On the role of the Federal Trade Commission (FTC)

  1. Administrative Procedure Act (APA) Rulemaking. A federal privacy bill should grant the FTC targeted rulemaking authority (notice and comment) under Section 5 with ample time for covered entities to comment.

  2. Defined Areas for Rulemaking. A federal privacy bill should define the areas for FTC rulemaking, including sensitive covered data; opt-out of transfers of covered data; explicit consent for processing; requests for verification; dark patterns and choice; data security; civil rights and privacy; and data collection.

  3. Enforcement. The FTC should be the primary enforcer, and allow state Attorneys General to bring suit on behalf of that state’s constituents. First-time fining authority should be used as a tool to halt the most egregious or urgent practices. The FTC should use warning and remediation letters, safe harbor frameworks, and best practice guidance to achieve broad compliance.

  4. Victim’s Relief Fund. Collected funds from fines spent to help small- to medium-sized business compliance and victim relief.

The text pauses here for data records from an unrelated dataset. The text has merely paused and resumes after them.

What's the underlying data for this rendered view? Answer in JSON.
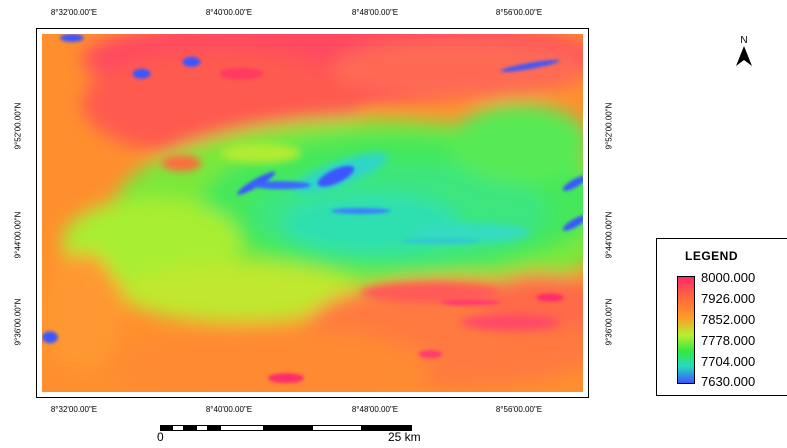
{
  "map": {
    "top_ticks": [
      "8°32'00.00\"E",
      "8°40'00.00\"E",
      "8°48'00.00\"E",
      "8°56'00.00\"E"
    ],
    "bottom_ticks": [
      "8°32'00.00\"E",
      "8°40'00.00\"E",
      "8°48'00.00\"E",
      "8°56'00.00\"E"
    ],
    "left_ticks": [
      "9°52'00.00\"N",
      "9°44'00.00\"N",
      "9°36'00.00\"N"
    ],
    "right_ticks": [
      "9°52'00.00\"N",
      "9°44'00.00\"N",
      "9°36'00.00\"N"
    ]
  },
  "north_arrow": {
    "label": "N"
  },
  "scale_bar": {
    "start_label": "0",
    "end_label": "25 km"
  },
  "legend": {
    "title": "LEGEND",
    "values": [
      "8000.000",
      "7926.000",
      "7852.000",
      "7778.000",
      "7704.000",
      "7630.000"
    ],
    "colors": [
      "#ff2a6a",
      "#ff6a3a",
      "#ff9a2a",
      "#b8ef30",
      "#33e840",
      "#25dcc0",
      "#3a56ff"
    ]
  }
}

  5. Increase Capacity. $500 million for a new FTC Bureau of Privacy with 500 personnel over five years.

On a limited private right of action (PRA)

  1. Create a PRA. A federal data security and privacy bill should empower everyday Americans to assist in the enforcement of the new law in a clear, confined and meaningful way. This new statutory right should cover data breaches, and extend beyond that by explicitly articulating privacy harms Congress intends to prevent or reduce with a PRA. The greater the harm priority for Congress, the greater the relief made available to the individual.

  2. Limit the PRA.  To strike the right balance between the American consumer and business, Congress should place clear limits on the created PRA. Congress should creatively and narrowly tailor remedies made available to the individual by (1) leveraging a tiered damage system; (2) permitting injunctive relief in certain circumstances; and (3) allowing for safe harbors where appropriate. Furthermore, Congress should create pathways for consumers and businesses to come together outside of the courtroom to resolve their differences by (4) establishing a right to cure.